Of course, not all weight machines are created equally and many gyms now offer a variety of machines including plate-loaded, free motion and cable machines which can offer more variety and more functional training. These types of machines often have a higher learning curve and require more skill and coordination than the average machine.

The Pros and Cons of Free Weights

Free weights are probably my favorite way to strength train because they offer effective, time-efficient workouts. Other advantages:

The Pros:

  • Versatility. Free weights can be used for a variety of exercises for the entire body, so you don't have to move from machine to machine to work different muscle groups.
  • Functionality. With free weights, you're able to move the body through natural motions as well as through a variety of planes allowing you to mimic movements you do in real life like squatting, lifting things over your head and rotating the body.
  • Building whole body strength. Because you're supporting your own body, you can work on specific muscles while involving smaller stabilizer muscles that can get neglected with machine training...this can also help you burn more calories during your workout.

Like machines, free weights also have some disadvantages.

The Cons

  • They're hard to learn. Using free weights requires skill and coordination, so you may need some instruction when using them for the first time. Good form is harder to achieve without the added support from machines, so there's a higher learning curve with free weights.
  • Risk of injury. Because there isn't a fixed path when using free weights, it's easier to put your body in the wrong position, which could lead to injury. There's also the risk of dropping the weights, especially if you're lifting heavy.
  • Confusion. With machines, you know exactly what exercise you're doing and what muscle you're working. With dumbbells, there are so many exercises you can do, it's easy to get confused about where to start.

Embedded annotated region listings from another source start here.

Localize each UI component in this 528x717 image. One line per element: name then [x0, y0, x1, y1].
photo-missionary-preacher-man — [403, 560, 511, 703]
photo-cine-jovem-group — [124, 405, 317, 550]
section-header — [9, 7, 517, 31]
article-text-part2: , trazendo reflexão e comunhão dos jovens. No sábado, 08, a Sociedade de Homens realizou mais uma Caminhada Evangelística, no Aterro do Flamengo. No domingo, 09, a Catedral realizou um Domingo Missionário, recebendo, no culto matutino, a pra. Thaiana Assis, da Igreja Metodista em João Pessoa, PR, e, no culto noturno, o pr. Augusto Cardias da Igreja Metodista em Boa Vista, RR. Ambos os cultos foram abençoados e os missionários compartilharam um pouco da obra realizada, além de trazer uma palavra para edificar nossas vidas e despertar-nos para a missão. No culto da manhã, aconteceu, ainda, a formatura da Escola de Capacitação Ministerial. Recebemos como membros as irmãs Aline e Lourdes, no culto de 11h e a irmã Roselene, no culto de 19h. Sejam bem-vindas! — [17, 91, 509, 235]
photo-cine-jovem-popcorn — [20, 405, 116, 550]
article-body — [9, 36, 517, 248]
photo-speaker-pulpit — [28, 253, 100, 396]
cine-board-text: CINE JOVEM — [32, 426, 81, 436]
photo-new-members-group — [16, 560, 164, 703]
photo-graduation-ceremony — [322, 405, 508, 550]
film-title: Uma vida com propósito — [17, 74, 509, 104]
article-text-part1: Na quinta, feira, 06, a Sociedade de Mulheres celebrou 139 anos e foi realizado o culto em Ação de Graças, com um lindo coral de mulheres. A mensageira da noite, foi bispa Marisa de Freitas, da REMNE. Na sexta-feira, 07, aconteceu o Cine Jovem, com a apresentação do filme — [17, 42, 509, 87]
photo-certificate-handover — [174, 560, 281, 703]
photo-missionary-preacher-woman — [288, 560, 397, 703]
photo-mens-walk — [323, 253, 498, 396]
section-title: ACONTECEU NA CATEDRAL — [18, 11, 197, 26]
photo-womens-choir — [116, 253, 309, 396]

With strength training, a variety of tools is often the best way to get an effective workout. When choosing your own resistance, consider the following:

  1. If you're a beginner: stick with machines until you feel more comfortable with the movements.
  2. If you're in a hurry: go with machines. Workouts are generally more time-efficient when machines are used. If you have to wait in line, however, choose free weights.
  3. If you're working out at home: stick with free weights. Machines are expensive, take up a lot of room and offer limited exercises. Free weights are cheaper, versatile and take up less room.
  4. If you're rehabbing an injury: stick with machines since they offer the most support, but always follow your doctor/physical therapist's advice.
  5. If you hate lifting weight: you might find machines are easiest to use.
  6. To get the most out of each workout in the fastest possible time: stick with free weights. You can incorporate more muscle groups at the same time.